Discovery and Assessment Sources
Network Scans: Most DSP platforms offer database discovery capabilities, either through passive network monitoring for SQL activity or through active TCP scans of open database ports. Additionally, most customers use remote credentialed scanning of internal database structures for data discovery, user entitlement reporting, and configuration assessment. None of these capabilities are new, but remote scanning with read-only user credentials is the the standard data collection method for preventative security controls.
There are many more methods of gathering data and events, but we’re focusing on the most commonly used. If you are interested in a more depth on the available options, our blog post on Database Activity Monitoring & Event Collection Options provides much greater detail. For those of you who follow our stuff on a regular basis, there’s not a lot of new information there.
Expanded Collection Sources
A couple new features broaden the focus of DAM. Here’s what’s new:
File Activity Monitoring: One of the most intriguing recent changes in event monitoring has been the collection of file activity. File Activity Monitoring (FAM) collects all file activity (read, create, edit, delete, etc.) from local file systems and network file shares, analyzes the activity, and – just like DAM – alerts on policy violations. FAM is deployed through a local agent, collecting user actions as they are sent to the operating system. File monitors cross reference requests against Identity and Access Management (e.g., LDAP and Active Directory) to look up user identities. Policies for security and compliance can then be implemented on a group or per-user basis.
This evolution is important for two reasons. The first is that document and data management systems are moving away from strictly relational databases as the storage engine of choice. Microsoft SharePoint, mentioned above, is a hybrid of file management and relational data storage. FAM provides a means to monitor document usage and alert on policy violations. Some customers need to address compliance and security issues consistently, and don’t want to differentiate based on the idiosyncrasies of underlying storage engines, so FAM event collection offers consistent data usage monitoring.
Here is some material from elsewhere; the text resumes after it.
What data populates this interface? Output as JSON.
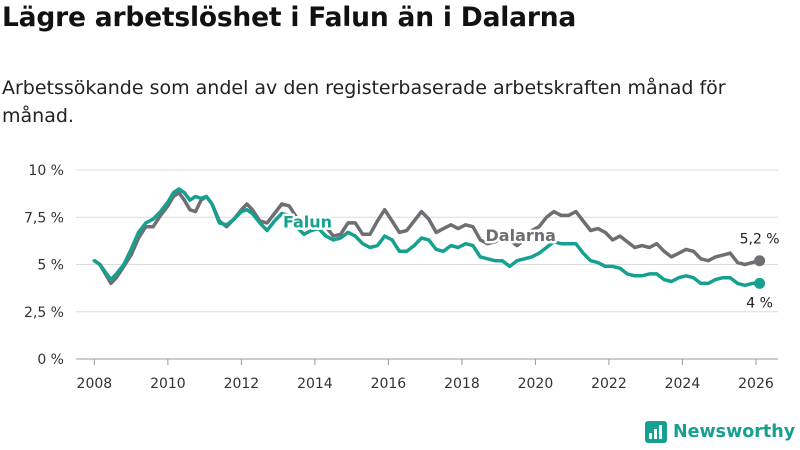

Another interesting aspect of FAM is that most of the databases used for Big Data are non-relational file-based data stores. Data elements are self-describing and self-indexing files. FAM provides the basic capabilities of file event collection and analysis, and we anticipate the extension of these capabilities to cover non-relational databases. While no DSP vendor offers true NoSQL monitoring today, the necessary capabilities are available in FAM solutions.
Application Monitoring: Databases are used to store application data and persist application state. It’s almost impossible to find a database not serving an application, and equally difficult to find an application that does not use a database. As a result monitoring the database is often considered sufficient to understand application activity. However most of you in IT know database monitoring is actually inadequate for this purpose. Applications use hundreds of database queries to support generic forms, connect to databases with generic service accounts, and/or uses native application codes to call embedded stored procedures rather than direct SQL queries. Their activity may be too generic, or inaccessible to traditional Database Activity Monitoring solutions. We now see agents designed and deployed specifically to collect application events, rather than database events. For example SAP transaction codes can be decoded, associated with a specific application user, and then analyzed for policy violations. As with FAM, much of the value comes from better linking of user identity to activities. But extending scope to embrace the application layer directly provides better visibility into application usage and enables more granular policy enforcement.
This article has focused on event collection for monitoring activity.